Excerpt from Four Dreadful Judgments, book 4 of Revelation Special Ops

Meet Kwaku, one of the characters from the upcoming installment of the Revelation Special Ops series. His story is the story of way too many children in West Africa who are forced to harvest cacao beans for chocolate. After researching his story, I changed my habits. I love chocolate, but I won’t buy it unless I know for a fact that it’s fair trade certified.

The covers 0f books 1, 2 & 3, which can be found on Amazon.com:

From Four Dreadful Judgments:

Kwaku piled into the back of an overflowing four-wheeler. None of the children looked back at him when he gazed into their faces. He hoped to find a familiar face, one person who would remind him of home. None of these hardened, angry faces held the slightest hint of familiarity.
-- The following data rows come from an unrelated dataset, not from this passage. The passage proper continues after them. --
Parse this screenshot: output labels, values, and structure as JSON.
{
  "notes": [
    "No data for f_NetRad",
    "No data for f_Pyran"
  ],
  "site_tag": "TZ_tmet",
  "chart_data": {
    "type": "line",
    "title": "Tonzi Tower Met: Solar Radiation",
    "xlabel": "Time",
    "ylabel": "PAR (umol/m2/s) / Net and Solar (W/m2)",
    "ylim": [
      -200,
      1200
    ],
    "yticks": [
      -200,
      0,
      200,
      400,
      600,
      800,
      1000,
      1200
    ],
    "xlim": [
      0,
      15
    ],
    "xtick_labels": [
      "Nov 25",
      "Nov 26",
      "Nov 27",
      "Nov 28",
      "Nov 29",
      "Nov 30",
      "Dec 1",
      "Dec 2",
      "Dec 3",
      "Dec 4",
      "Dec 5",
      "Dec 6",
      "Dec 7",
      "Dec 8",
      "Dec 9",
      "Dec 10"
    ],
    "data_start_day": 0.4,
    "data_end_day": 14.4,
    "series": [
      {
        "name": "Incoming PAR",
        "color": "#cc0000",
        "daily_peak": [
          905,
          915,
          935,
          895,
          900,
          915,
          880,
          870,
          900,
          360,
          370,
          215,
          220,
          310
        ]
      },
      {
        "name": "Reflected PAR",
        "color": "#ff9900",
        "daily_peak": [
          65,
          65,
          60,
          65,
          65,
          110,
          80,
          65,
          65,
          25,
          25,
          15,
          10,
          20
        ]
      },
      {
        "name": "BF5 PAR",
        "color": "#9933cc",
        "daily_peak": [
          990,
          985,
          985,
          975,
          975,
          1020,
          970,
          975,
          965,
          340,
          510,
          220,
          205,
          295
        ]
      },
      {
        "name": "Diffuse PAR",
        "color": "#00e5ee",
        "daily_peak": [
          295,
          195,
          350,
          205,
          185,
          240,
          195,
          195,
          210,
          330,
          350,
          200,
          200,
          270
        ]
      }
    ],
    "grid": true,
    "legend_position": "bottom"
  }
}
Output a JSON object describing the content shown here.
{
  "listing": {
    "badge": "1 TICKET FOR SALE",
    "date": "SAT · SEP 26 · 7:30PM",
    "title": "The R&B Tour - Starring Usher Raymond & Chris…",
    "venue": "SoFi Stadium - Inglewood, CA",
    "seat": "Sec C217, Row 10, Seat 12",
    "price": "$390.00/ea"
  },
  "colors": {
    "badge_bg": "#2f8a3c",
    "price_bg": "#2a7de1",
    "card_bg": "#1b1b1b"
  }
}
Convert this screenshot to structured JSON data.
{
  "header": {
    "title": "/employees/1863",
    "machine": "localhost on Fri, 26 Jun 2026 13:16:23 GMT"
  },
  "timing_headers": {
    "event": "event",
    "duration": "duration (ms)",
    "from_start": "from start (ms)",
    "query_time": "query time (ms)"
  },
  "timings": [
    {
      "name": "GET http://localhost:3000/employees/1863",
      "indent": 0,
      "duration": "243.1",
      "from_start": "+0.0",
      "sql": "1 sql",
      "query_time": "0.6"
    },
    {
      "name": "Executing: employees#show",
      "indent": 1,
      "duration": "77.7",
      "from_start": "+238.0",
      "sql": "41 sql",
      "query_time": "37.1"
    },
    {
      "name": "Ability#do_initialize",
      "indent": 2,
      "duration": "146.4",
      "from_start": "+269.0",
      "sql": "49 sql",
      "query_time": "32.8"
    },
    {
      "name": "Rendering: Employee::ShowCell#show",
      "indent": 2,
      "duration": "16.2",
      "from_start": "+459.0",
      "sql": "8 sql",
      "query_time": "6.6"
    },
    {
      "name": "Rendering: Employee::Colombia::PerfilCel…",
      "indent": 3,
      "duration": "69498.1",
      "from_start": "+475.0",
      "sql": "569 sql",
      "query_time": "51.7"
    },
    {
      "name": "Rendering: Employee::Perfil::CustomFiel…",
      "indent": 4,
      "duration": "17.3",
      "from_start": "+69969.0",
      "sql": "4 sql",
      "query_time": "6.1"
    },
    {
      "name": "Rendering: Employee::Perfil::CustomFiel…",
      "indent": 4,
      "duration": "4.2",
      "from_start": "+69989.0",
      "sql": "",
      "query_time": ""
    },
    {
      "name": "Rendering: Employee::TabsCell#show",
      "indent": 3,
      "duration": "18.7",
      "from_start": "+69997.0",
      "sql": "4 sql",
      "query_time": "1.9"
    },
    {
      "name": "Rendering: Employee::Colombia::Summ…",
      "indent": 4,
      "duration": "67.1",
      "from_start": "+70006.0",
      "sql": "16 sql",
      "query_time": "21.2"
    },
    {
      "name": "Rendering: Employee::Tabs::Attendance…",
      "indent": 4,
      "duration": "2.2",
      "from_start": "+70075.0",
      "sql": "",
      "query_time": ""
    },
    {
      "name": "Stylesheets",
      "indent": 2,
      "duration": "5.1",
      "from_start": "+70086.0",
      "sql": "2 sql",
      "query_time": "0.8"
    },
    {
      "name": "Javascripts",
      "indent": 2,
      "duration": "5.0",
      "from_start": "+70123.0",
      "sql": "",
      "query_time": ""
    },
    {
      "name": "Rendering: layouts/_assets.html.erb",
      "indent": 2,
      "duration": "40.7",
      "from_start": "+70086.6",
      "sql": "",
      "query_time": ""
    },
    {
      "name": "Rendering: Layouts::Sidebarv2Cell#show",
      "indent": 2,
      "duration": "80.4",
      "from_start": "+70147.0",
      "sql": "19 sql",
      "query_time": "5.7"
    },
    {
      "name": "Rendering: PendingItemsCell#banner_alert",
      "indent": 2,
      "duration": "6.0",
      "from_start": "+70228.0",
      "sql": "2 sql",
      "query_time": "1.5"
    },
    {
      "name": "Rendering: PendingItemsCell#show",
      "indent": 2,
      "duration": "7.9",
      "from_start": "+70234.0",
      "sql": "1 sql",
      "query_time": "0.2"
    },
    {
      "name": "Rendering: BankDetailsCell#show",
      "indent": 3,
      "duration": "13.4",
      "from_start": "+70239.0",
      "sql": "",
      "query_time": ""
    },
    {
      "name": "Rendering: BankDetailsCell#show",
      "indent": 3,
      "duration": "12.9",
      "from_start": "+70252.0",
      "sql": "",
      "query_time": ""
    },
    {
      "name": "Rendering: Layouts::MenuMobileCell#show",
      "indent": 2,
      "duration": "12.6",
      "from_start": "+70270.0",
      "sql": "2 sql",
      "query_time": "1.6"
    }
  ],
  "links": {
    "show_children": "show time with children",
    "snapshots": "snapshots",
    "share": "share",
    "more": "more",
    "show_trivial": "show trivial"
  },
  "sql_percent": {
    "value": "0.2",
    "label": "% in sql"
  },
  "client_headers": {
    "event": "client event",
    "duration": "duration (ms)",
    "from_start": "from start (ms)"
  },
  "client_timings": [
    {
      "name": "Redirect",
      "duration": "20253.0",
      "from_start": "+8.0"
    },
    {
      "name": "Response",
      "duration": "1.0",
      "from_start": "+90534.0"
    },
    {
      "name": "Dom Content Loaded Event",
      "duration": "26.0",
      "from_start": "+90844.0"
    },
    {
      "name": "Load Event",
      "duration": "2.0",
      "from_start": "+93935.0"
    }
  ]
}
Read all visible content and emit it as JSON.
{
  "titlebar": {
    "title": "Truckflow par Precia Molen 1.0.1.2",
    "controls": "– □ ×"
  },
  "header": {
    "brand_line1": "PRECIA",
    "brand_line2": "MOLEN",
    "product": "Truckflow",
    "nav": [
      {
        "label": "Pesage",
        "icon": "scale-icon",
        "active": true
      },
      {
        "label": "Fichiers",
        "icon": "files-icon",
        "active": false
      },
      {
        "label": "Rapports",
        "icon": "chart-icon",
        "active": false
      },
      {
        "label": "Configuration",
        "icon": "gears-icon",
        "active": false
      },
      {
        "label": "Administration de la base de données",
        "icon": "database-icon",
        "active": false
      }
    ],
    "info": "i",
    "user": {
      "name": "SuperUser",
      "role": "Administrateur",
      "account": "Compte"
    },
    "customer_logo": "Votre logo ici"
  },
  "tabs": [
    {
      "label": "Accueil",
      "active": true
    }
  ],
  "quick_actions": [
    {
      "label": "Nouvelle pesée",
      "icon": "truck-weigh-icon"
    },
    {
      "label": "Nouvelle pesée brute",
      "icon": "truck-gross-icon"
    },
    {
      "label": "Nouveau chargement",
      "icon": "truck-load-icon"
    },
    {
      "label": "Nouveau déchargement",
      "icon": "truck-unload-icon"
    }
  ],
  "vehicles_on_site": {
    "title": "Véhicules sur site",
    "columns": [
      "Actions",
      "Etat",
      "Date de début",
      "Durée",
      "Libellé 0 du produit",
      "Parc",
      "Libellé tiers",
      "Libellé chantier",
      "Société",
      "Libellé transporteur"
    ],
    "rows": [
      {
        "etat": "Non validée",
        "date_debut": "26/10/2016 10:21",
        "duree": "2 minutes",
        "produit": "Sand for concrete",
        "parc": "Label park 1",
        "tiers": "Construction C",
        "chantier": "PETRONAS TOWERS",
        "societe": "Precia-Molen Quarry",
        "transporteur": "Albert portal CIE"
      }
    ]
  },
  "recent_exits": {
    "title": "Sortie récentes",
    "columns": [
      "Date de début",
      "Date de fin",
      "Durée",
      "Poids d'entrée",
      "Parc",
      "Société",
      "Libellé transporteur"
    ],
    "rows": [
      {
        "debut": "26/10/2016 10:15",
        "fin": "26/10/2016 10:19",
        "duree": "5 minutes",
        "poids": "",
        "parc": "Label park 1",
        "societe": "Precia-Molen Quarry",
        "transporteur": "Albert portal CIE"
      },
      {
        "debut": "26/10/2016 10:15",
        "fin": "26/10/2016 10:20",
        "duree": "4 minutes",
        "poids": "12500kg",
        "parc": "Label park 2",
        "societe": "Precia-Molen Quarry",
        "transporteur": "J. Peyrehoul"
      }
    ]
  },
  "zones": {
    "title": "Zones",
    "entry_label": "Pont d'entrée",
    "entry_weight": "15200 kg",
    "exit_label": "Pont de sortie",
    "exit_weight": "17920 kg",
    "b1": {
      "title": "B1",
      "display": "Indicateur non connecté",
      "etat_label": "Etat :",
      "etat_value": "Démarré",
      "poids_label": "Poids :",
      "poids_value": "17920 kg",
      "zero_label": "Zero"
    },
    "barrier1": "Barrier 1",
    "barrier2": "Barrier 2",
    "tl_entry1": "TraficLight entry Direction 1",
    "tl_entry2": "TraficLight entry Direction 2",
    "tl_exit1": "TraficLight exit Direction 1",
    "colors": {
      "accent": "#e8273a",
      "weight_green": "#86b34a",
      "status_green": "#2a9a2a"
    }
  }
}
Did he look as angry as the rest of these boys? He’d only been here two months. And every day he worked meant another day’s wages for his mother and sisters.

But at age eleven, few things frightened him more than the prospect of being as angry and bitter as most of the men from his village in the center of Cote d’Ivoire, the Ivory Coast. As angry and bitter as all the boys here.

He wanted to paint pictures and to smile and to enjoy the beauty of life.

Here in the jungle, where the monsieurs stood with wooden poles, ready to beat any who indulged in conversation or daydream, nothing seemed beautiful.

He had to get out of here soon and find his sister Yejide, who was three years older than him, only fourteen. The thought of what work she was forced to do, what must have been happening to her every day, ate away at him. Yes, he was eleven, but he wasn’t naïve. He’d seen too much already to pretend he didn’t know.

The four-wheeler jolted to a stop. One of the boys fell onto the forest floor. Thankfully, he wasn’t holding a machete. But he screamed, cradled his knee and writhed on the forest floor.

The driver hopped to the ground and, wielding his wooden pole, beat the boy. Probably not to punish him, but just get him to stand. The rest of the boys stared as if rapt in morbid fascination.

Kwaku refused to stare. Every impact made his stomach clench tighter. Watching would make him lose last night’s dinner. No way he wanted to lose his one meal for the day. He hummed a tune to himself, one he’d made up on the spot, to drown out the boy’s screams.

It was midmorning before that boy finally stopped whimpering. He still worked, limping has he dragged loads for the other boys. Part of Kwaku wished he knew the boy’s name. And part of him was glad for ignorance. He could shut off the place in his mind that screamed about injustice.

He could not shut out the screams of injustice emanating from his heart.

The midafternoon sun shining through the canopy gave a rich green hue to everything in the jungle. One day when he would be able to leave this plantation, this, dare he say, slavery, he would remember that color. One day he would be free of all the horror of this, but would remember the beautiful parts. The vibrant greens under the canopy. The distant blue sometimes visible when he climbed the trees. He would not let these colors be tainted by the cruelty of the monsieurs. They didn’t deserve that kind of power.

He tried to do most of his work early. Always in the late afternoon, when Kwaku began to shake from hunger, his work slackened and his feet dragged. When he worked hard in the morning, the shaky hours didn’t matter so much.

Kwaku jumped to the ground and assembled his fourth 100 lb load for the day. Sweat streamed from his shaved head onto the cacao beans. Hopefully, no one would actually eat these things, as Aman suggested one day. He said some call it chocolate. If they ate these, they’d be eating his own sweat, pus and blood.

The boy who’d been whimpering most of the morning suddenly screamed.

A beast unlike any Kwaku had ever seen pinned the boy to the forest floor. It was large like a lion, but also like a snake and an ostrich all at once. Its grotesque face lunged at the boy.

Berko swiped at the beast with his machete. Even though he was one of the biggest boys at the plantation, Berko was only half the size of the beast.

It reared its head and turned toward Berko. He screamed and ran, waving his machete over his head and behind his back.

The creature leapt from the first boy and scrambled through the thicket after Berko.

Kwaku ran to the first boy and helped him to his feet. The boy was scratched, and his arm was pierced, probably by the talons of that crazy animal.

The boy squeezed Kwaku’s hand, popping his blister.

Two more crazy creatures jumped out of the brush, squawking and croaking strange calls into the air. Then came the unearthly growls that sounded somewhere between metal scraping and a tree falling and crashing to the ground.

Kwaku ignored the stinging, throbbing pain in his hands. He pulled the boy away from the bazaar creatures.

Lizards. They were like giant lizards with smatterings of feathers. Ugly. Desperate. Giant. Lizards.

Kwaku ran, unwilling to look back. Unwilling to let go of the boy’s hand.

He would never, ever paint with those colors, the mud gray and iridescent green. Never.